ElevenLabs
The ElevenLabs voice implementation in Mastra provides high-quality text-to-speech (TTS) and speech-to-text (STT) capabilities using the ElevenLabs API.
Usage Example
import { ElevenLabsVoice } from "@mastra/voice-elevenlabs";
// Initialize with default configuration (uses ELEVENLABS_API_KEY environment variable)
const voice = new ElevenLabsVoice();
// Initialize with custom configuration
const voice = new ElevenLabsVoice({
speechModel: {
name: 'eleven_multilingual_v2',
apiKey: 'your-api-key',
},
speaker: 'custom-speaker-id',
});
// Text-to-Speech
const audioStream = await voice.speak("Hello, world!");
// Get available speakers
const speakers = await voice.getSpeakers();
Constructor Parameters
speechModel?:
ElevenLabsVoiceConfig
= { name: 'eleven_multilingual_v2' }
Configuration for text-to-speech functionality.
speaker?:
string
= '9BWtsMINqrJLrRacOk9x' (Aria voice)
ID of the speaker to use for text-to-speech
ElevenLabsVoiceConfig
name?:
ElevenLabsModel
= 'eleven_multilingual_v2'
The ElevenLabs model to use
apiKey?:
string
ElevenLabs API key. Falls back to ELEVENLABS_API_KEY environment variable
Methods
speak()
Converts text to speech using the configured speech model and voice.
input:
string | NodeJS.ReadableStream
Text to convert to speech. If a stream is provided, it will be converted to text first.
options?:
object
Additional options for speech synthesis
options.speaker?:
string
Override the default speaker ID for this request
Returns: Promise<NodeJS.ReadableStream>
getSpeakers()
Returns an array of available voice options, where each node contains:
voiceId:
string
Unique identifier for the voice
name:
string
Display name of the voice
language:
string
Language code for the voice
gender:
string
Gender of the voice
listen()
Converts audio input to text using ElevenLabs Speech-to-Text API.
input:
NodeJS.ReadableStream
A readable stream containing the audio data to transcribe
options?:
object
Configuration options for the transcription
The options object supports the following properties:
language_code?:
string
ISO language code (e.g., 'en', 'fr', 'es')
tag_audio_events?:
boolean
Whether to tag audio events like [MUSIC], [LAUGHTER], etc.
num_speakers?:
number
Number of speakers to detect in the audio
filetype?:
string
Audio file format (e.g., 'mp3', 'wav', 'ogg')
timeoutInSeconds?:
number
Request timeout in seconds
maxRetries?:
number
Maximum number of retry attempts
abortSignal?:
AbortSignal
Signal to abort the request
Returns: Promise<string>
- A Promise that resolves to the transcribed text
Important Notes
- An ElevenLabs API key is required.

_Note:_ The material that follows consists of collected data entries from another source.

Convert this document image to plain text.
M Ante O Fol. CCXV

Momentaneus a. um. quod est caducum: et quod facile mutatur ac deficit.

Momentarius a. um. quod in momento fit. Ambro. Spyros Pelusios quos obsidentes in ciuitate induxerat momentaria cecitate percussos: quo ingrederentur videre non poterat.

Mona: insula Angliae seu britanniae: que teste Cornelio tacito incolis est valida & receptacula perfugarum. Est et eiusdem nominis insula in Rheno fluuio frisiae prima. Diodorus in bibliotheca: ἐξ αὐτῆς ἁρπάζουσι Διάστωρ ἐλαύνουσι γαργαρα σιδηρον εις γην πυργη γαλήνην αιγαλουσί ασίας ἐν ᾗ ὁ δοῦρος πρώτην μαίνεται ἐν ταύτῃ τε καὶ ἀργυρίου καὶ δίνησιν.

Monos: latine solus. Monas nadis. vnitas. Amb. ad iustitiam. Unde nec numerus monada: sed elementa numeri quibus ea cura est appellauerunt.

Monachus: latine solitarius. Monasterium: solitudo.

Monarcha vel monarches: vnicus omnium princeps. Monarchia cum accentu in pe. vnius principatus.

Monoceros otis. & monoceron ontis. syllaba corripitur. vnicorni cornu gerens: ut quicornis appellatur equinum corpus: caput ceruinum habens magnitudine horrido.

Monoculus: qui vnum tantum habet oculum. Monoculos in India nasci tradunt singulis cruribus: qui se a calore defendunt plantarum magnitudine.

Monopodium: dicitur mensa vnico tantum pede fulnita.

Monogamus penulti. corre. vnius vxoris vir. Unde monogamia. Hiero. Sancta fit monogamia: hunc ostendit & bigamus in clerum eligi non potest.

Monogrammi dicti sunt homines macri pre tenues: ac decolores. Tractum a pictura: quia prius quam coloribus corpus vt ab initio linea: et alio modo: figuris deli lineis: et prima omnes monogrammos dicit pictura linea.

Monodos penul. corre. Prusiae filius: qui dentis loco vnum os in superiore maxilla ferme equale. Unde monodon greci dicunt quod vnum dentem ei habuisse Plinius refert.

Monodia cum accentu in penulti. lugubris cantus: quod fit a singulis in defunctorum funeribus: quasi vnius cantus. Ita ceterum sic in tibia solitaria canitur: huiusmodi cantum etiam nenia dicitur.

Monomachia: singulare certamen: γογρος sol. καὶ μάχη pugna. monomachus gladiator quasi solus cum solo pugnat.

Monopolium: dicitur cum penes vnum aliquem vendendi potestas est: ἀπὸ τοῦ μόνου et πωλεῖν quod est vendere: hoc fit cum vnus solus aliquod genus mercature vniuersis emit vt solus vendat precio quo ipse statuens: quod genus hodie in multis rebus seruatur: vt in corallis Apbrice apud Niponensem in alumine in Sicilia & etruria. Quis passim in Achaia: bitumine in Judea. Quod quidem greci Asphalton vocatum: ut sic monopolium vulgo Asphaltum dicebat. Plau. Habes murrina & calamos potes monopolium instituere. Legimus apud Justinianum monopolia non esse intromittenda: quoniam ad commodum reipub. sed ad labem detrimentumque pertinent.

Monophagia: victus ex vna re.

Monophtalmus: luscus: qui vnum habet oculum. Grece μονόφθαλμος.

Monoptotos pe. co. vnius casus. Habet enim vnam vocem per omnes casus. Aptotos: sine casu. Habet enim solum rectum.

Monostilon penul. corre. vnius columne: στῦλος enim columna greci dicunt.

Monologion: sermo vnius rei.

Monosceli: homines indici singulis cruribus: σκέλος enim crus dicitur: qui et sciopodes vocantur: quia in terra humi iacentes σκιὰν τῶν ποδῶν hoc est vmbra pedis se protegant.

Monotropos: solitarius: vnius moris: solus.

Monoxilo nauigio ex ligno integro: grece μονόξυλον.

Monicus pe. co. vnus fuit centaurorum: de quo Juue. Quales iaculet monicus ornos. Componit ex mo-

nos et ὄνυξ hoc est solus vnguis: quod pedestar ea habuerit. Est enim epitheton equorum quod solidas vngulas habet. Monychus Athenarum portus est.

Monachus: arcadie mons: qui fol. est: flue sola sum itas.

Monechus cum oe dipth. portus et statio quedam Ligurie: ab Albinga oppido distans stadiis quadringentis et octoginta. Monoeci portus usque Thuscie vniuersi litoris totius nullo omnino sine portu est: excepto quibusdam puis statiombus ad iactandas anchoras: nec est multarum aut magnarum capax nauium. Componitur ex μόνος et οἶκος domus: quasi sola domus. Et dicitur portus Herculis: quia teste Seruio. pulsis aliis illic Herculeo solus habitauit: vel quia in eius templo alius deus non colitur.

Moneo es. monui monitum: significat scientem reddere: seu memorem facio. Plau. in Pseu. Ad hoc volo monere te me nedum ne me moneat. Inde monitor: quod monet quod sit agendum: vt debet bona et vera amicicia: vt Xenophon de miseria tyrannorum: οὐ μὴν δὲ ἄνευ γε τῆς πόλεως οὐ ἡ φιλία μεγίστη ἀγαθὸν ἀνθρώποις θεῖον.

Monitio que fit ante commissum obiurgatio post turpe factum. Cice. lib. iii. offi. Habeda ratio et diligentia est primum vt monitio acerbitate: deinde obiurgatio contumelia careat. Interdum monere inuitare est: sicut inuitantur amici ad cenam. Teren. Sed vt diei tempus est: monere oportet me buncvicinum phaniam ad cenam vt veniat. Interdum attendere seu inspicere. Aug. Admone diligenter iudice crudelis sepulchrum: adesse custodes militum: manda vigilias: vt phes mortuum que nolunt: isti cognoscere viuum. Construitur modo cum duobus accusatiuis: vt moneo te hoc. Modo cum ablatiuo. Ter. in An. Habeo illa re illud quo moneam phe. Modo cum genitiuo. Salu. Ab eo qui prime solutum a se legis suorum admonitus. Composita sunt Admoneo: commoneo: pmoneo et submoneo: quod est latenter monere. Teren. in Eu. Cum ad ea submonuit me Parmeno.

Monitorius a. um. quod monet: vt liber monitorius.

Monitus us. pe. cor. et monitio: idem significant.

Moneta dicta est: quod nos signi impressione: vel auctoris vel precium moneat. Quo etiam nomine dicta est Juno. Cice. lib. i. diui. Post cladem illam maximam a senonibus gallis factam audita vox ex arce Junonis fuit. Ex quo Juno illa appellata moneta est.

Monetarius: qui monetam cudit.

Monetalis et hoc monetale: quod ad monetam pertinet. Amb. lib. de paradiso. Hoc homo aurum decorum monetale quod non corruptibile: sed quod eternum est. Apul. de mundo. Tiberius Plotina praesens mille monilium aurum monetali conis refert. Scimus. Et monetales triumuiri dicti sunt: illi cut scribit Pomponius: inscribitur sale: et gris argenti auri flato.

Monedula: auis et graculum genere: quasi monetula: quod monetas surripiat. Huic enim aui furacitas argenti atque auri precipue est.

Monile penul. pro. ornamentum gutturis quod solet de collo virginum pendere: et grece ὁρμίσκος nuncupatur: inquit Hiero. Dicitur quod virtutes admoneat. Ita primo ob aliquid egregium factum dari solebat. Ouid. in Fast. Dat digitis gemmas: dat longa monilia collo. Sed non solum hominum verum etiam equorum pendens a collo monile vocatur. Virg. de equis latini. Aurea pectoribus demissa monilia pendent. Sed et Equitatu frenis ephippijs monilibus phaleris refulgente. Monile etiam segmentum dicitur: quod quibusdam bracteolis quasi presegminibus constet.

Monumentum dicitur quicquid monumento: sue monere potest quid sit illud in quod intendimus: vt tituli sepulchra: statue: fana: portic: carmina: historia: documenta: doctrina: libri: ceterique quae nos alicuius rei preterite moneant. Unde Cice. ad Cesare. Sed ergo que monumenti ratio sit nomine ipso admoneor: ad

Set it via the
ELEVENLABS_API_KEY
environment variable or pass it in the constructor. - The default speaker is set to Aria (ID: ‘9BWtsMINqrJLrRacOk9x’).
- Speech-to-text functionality is not supported by ElevenLabs.
- Available speakers can be retrieved using the
getSpeakers()
method, which returns detailed information about each voice including language and gender.